Spinta forte da Stati Uniti e Asia
Secondo i dati ufficiali, Apple ha chiuso il trimestre con un fatturato di 123,9 miliardi di dollari, segnando un aumento del 7% rispetto all’anno precedente. A fare la differenza sono stati ancora una volta gli Stati Uniti e la Cina continentale. “Il mercato americano resta solido, ma è in Asia che stiamo vedendo i guadagni più consistenti”, ha spiegato Cook agli analisti collegati da tutto il mondo. Nel dettaglio, la Greater China ha registrato una crescita a doppia cifra, mentre in Giappone e Sud-Est asiatico la domanda “ha superato le aspettative”, ha ammesso il manager.
Crescono tutti i settori: iPhone e servizi al top
Il settore trainante continua a essere quello degli iPhone: secondo il report trimestrale, le vendite del dispositivo sono salite del 12% su base annua. Numeri che non hanno sorpreso del tutto gli esperti ma che confermano quanto abbia funzionato il nuovo modello lanciato lo scorso autunno. “Siamo rimasti colpiti dall’interesse e dalle file nei negozi, soprattutto nei weekend”, ha raccontato Luca Maestri, Chief Financial Officer di Apple. Anche la divisione servizi – da Apple Music a iCloud fino all’App Store – registra un balzo significativo: +16%, con un fatturato che sfiora i 23 miliardi di dollari.
Boom anche per indossabili e Mac
La crescita però non si ferma ai prodotti più famosi. La linea degli indossabili, che comprende Apple Watch e AirPods, cresce del 9%. Più contenuta ma comunque importante anche la crescita dei Mac, con un +4% rispetto allo scorso anno. Un risultato che Cook ha definito “segno della fiducia nel nostro ecosistema”, nonostante la concorrenza agguerrita dei produttori asiatici. Gli analisti di Morgan Stanley hanno parlato di “performance migliori delle attese nel settore laptop”, citando i dati di vendita negli Stati Uniti e nel Regno Unito.

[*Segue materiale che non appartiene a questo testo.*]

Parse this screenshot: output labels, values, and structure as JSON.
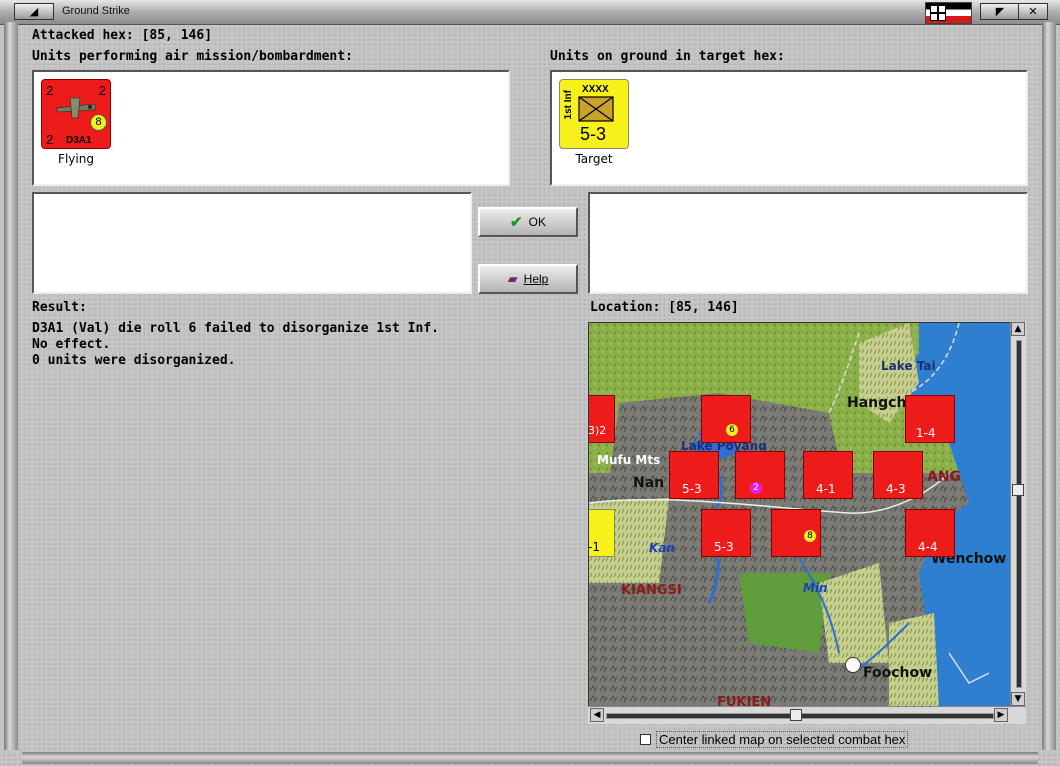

Margini operativi in aumento nonostante i costi
Al centro dell’attenzione ci sono anche i margini operativi: l’azienda ha registrato una redditività lorda del 43,6%, in leggera crescita rispetto al trimestre precedente. “Abbiamo gestito bene l’aumento dei costi delle materie prime e della logistica”, ha spiegato Maestri, sottolineando come il controllo diretto sulla produzione sia stato “determinante” per mantenere margini così alti. Da notare che le spese operative sono salite a 14,8 miliardi di dollari, una cifra legata soprattutto all’espansione dei team dedicati alla ricerca e sviluppo.
Mercati reagiscono bene ma serve cautela
Wall Street non si è fatta attendere: subito dopo l’annuncio dei risultati il titolo Apple è schizzato a quota 205 dollari per azione nelle prime fasi dell’after hours. “Gli investitori cercano certezze e questi numeri rappresentano una base solida”, ha commentato Charles Meyer di JP Morgan in una nota ai clienti. Gli esperti avvertono però che il prossimo trimestre sarà decisivo, considerando l’arrivo delle festività lunari in Asia e un possibile rallentamento dei consumi in Europa.
Le parole di Cook sul futuro restano prudenti
Durante la conference call Cook non si è sbilanciato troppo sulle previsioni per i prossimi mesi: “Rimaniamo cauti – ha detto –, ma vediamo segnali positivi in tutte le nostre linee di business”. A proposito della concorrenza cinese e dei possibili nuovi dazi tra Stati Uniti ed Europa, il CEO ha risposto: “Restiamo concentrati sull’innovazione. Siamo convinti che il nostro portafoglio prodotti sia il più forte di sempre”.
Fonti interne parlano poi di nuovi lanci previsti entro l’estate, inclusa una versione aggiornata del sistema operativo per Mac e possibili novità nel campo dell’intelligenza artificiale. Niente conferme ufficiali su date o dettagli.
A chiudere è stato proprio Cook: “La domanda senza precedenti è stata evidente”. Ora però resta da vedere se questo slancio riuscirà a tenere nei mesi a venire tra sfide geopolitiche sempre più complesse e cambiamenti nelle abitudini dei consumatori.